No I will not try it thanks. I am not gonna risk it. My original code is working with a limited number of records. This was a test for 10 lines, but I plan to increase the chunks number to 1000. Because I am exporting this to mysql db, and I cannot make queries every one record. There is some jobs between the lines like LEFT JOIN on table with stop_names to retrieve arrays of sid,stop_name ... from db. So this is not so easy. And I am gonna use the pandas modul, so probably I will try to read more on this topic.

munkeHoller · April 15, 2024, 1:15pm

@visitor123 , please - snipy remarks not needed 'If you are not smart enough to tell...' is unnecessary and unwarranted. I am not in a place where I could attempt, hence ... 'try it and see...'.

visitor123 · April 15, 2024, 2:28pm

Sorry for my frustration, probably I'm gonna crazy because of the ChatGPT stupid answers

visitor123 · April 15, 2024, 5:45pm

OK, so it's clear now. The problem is that ChatGPT did change the method of reading from pd to csv. It did not change the variables or variable names however so I did not noticed. When I asked about getting type I found it is of list type not dataframe or series.
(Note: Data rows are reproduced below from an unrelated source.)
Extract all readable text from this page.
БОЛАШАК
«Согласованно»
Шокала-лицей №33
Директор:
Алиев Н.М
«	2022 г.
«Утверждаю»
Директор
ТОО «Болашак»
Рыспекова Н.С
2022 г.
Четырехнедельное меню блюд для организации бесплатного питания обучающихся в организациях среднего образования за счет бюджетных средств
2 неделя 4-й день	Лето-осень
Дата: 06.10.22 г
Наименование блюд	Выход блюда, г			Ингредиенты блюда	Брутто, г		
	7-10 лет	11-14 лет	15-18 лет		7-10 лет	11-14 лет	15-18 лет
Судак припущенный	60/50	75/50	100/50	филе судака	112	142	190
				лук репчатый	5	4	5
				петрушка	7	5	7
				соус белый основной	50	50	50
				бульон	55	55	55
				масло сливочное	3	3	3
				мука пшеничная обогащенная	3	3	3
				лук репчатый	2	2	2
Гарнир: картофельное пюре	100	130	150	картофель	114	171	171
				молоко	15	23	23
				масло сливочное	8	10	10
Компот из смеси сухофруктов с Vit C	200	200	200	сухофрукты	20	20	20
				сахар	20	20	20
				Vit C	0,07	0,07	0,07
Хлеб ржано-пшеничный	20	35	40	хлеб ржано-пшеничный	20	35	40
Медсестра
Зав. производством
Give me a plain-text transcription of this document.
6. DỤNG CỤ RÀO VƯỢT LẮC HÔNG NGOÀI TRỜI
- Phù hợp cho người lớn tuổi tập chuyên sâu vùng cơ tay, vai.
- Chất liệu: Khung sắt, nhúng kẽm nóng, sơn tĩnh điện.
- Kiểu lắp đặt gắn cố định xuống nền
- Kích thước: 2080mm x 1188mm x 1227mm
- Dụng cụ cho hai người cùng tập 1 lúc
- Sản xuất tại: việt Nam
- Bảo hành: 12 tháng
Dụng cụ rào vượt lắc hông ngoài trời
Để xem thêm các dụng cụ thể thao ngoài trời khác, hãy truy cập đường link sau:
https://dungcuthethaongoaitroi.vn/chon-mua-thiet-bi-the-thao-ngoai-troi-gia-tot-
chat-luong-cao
So what was necessary to do is this

chunksize=1000
with zipfile.ZipFile(zip_path, 'r') as zip_file:
    with zip_file.open('routes.txt', 'r') as routes_file:
        for routes_data in pd.read_csv(io.TextIOWrapper(routes_file, 'utf-8'),chunksize=chunksize):

However I have found that it would be better to use numpy vectorisation. There is good benchmark here

which reveals that numpy could be better choice when processing huge amount of data

However, this is only 1/2 of the problem, because the second part is how to process replace and sid(s) to get SQL query like SELECT sid,stop_name FROM stop_names WHERE id IN (... ids ...)
so the ids must be taken from the dataframe and I think it would be better to create a function to rename the route_id column and to get the ids in one loop.